DNA encodes RNA and is responsible for protein production in cells. RNA editing is the process by which genetic information is altered in the RNA molecule. RNA editing in cancer initiation, progression and development has been well documented and play an important role in tumorigenesis. Studying RNA editing and its application to change genetic information after transcription, RNA-editing technology could be an important innovation in cancer and has the potential for more effective precision treatment. Bioengineering integration approach and artificial intelligence could revolutionize the entire field of RNA editing for early detection of cancer.
RNA, a short-intermediate of DNA, is responsible for protein production in cells [1,2]. RNA editing is a better tool to understand how genetic information flows from DNA to protein [2,3]. In the last decade, efficient and precise RNA editing to correct disease-relevant transcripts have started to attract considerable attention for treating genetic diseases and cancer [2,4].
RNA editing involves the insertion, deletion or substitution of nucleotides within parent RNA, and alters RNA sequence without altering the sequence of genomic DNA [2,5]. Unlike DNA editing, which is permanent, the effects of RNA editing are reversible and transient [4,5]. Therefore, they would offer a new strategy for treating temporary conditions like pain or inflammation [4,5]. Many scientists are developing RNA-editing therapies, and some are trying to design new RNA editors [4]. Researchers are also designing molecules that guide our own enzymes to precisely edit RNA [4,6].
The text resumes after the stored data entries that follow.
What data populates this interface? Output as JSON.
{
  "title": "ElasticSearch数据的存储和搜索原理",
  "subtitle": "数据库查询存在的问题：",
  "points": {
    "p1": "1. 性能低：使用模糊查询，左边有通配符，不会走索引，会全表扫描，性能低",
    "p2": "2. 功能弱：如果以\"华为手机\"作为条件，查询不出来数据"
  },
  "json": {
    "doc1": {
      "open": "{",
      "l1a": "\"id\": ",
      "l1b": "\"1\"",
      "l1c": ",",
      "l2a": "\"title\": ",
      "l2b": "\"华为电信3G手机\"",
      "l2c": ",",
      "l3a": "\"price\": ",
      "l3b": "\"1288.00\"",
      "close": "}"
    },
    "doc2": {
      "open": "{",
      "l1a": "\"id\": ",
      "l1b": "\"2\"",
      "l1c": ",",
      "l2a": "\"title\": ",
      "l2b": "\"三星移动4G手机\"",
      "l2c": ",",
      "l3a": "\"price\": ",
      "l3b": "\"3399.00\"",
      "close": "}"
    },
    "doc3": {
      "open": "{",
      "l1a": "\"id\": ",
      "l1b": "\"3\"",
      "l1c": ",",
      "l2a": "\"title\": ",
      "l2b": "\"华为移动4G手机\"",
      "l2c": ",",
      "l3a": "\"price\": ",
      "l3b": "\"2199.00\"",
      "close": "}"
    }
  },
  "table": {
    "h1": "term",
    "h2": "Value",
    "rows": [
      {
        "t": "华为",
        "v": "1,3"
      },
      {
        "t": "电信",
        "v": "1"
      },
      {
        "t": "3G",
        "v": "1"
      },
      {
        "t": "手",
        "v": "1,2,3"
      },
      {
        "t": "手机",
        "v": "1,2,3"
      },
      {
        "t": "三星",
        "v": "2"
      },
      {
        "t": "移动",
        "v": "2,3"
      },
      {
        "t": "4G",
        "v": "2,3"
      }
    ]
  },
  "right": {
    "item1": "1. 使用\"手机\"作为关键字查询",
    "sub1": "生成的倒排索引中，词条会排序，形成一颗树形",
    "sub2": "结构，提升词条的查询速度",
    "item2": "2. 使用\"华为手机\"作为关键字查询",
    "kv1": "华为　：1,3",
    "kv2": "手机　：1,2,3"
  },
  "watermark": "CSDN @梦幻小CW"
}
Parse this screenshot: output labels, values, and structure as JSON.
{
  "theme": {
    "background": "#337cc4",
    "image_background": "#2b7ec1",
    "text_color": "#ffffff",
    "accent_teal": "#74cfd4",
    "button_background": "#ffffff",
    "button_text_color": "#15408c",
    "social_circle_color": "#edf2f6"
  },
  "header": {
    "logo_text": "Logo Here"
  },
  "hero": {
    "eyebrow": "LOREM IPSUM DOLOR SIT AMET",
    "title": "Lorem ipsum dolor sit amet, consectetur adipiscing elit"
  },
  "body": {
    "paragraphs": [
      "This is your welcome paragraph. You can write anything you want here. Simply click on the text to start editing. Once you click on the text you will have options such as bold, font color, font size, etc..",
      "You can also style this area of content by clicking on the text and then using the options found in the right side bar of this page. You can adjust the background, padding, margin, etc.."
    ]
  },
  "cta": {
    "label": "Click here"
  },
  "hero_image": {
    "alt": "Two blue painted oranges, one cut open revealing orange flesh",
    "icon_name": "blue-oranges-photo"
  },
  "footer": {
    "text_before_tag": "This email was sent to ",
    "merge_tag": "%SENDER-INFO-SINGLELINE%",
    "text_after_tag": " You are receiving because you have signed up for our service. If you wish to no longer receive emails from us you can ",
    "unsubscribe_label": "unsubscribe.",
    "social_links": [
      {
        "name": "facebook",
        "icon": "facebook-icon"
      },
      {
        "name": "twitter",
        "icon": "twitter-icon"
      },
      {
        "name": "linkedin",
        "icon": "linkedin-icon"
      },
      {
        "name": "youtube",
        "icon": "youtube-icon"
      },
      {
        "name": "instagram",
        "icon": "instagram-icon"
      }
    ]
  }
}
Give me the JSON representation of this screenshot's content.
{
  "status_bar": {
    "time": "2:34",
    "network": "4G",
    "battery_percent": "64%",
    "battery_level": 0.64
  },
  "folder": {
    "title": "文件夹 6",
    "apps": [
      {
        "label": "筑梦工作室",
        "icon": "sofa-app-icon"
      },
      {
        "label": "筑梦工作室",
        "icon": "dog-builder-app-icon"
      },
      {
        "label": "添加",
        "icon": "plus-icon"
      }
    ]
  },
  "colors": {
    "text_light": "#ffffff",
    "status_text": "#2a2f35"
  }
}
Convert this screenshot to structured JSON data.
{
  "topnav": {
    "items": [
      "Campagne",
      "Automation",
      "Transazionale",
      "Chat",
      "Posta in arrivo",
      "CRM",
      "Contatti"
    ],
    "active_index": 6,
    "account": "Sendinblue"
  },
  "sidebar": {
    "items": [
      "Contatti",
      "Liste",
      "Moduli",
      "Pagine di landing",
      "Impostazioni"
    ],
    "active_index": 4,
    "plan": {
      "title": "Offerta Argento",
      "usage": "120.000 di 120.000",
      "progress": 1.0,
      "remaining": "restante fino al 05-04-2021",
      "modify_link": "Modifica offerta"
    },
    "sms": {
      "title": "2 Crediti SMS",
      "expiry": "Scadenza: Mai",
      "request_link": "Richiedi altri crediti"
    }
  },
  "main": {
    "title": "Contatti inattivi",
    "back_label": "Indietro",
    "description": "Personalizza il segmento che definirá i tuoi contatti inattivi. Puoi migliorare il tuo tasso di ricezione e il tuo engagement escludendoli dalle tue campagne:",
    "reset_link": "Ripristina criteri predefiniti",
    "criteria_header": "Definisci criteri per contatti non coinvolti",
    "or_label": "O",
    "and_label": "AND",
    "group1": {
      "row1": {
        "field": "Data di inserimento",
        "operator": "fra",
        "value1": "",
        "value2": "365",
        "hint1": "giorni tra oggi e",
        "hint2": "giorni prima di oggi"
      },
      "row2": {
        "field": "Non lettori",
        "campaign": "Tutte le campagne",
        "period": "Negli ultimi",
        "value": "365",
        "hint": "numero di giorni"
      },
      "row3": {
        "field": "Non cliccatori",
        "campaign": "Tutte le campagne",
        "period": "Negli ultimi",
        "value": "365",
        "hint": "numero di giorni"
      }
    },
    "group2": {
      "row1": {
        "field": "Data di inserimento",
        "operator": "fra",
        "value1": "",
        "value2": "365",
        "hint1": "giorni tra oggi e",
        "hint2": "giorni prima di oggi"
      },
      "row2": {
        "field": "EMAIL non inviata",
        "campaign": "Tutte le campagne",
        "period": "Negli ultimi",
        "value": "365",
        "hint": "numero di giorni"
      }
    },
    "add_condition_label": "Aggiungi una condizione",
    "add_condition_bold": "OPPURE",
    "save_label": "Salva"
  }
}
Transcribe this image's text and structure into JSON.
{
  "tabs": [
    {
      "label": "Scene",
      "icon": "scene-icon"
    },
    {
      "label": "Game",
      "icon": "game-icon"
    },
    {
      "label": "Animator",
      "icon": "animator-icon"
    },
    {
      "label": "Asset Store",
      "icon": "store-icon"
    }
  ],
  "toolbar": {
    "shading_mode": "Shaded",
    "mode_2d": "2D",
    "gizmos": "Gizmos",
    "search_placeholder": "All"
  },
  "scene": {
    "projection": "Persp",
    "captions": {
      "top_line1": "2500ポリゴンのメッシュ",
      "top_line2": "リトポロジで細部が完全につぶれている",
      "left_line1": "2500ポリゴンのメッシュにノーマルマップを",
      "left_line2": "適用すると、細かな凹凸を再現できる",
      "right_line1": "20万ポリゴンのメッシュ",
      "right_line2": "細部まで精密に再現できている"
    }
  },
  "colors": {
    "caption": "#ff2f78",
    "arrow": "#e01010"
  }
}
Multiple studies have recently linked RNA editing to cancer development and in metastasis of breast and many other types of cancer. Cancer is the leading cause of deaths worldwide [1,7]. One solution is to diagnose cancer at an early stage. The rapidly evolving technologies are doing much in this area but need to be expanded. Today, we propose novel RNA editing is a post-transcriptional process that alters the nucleotide sequences of certain transcripts, and can be used for diagnostic and treatment of cancer. RNA editing converting adenosines to inosines [4]. Even though RNA editing is associated with cancer development, the function and clinical relevance of editing in cancers have not been well studied [4,8].
Publicly available, DARNED and RADAR are the two main databases of RNA editing [4,9,10]. These databases can be used for bioinformatics hunting to search and identify RNA editing sites in a specific genomic location [5,9,10]. RNA editing will enable to identify early stage tumor which make it potentially been related with the process of early diagnosis in cancer [5,8]. Therefore, RNA editing enzymes such as ADARs and APOBECs are promising potential biomarkers in cancer and metastatic diseases [2,3,8,11]. RNA editing, can be used to fix the genetic mutation in cancer [3,8,11]. None of the RNA editors are perfect yet [5]. Understanding the precise role of RNA editing remains a challenge and needs further study to explore its role in cancer research.
RNA editing could be used to unravel dormant cancer stem cells that often escape chemotherapies [2,3,5]. In this way the RNA editing could be used that target therapeutic resistance and tumor relapse, and also highlights ADAR and CD9 as specific targets for cancer stem cell elimination [2,8,12,13].
We propose that engineered-guided-RNAs that bind ADAR and direct it to fix RNA mutations would bring new opportunities to identify cancer biomarkers at early stage [2,5,6]. Using RNA editing sites as a tool, many early events in the cancer progression can be identified.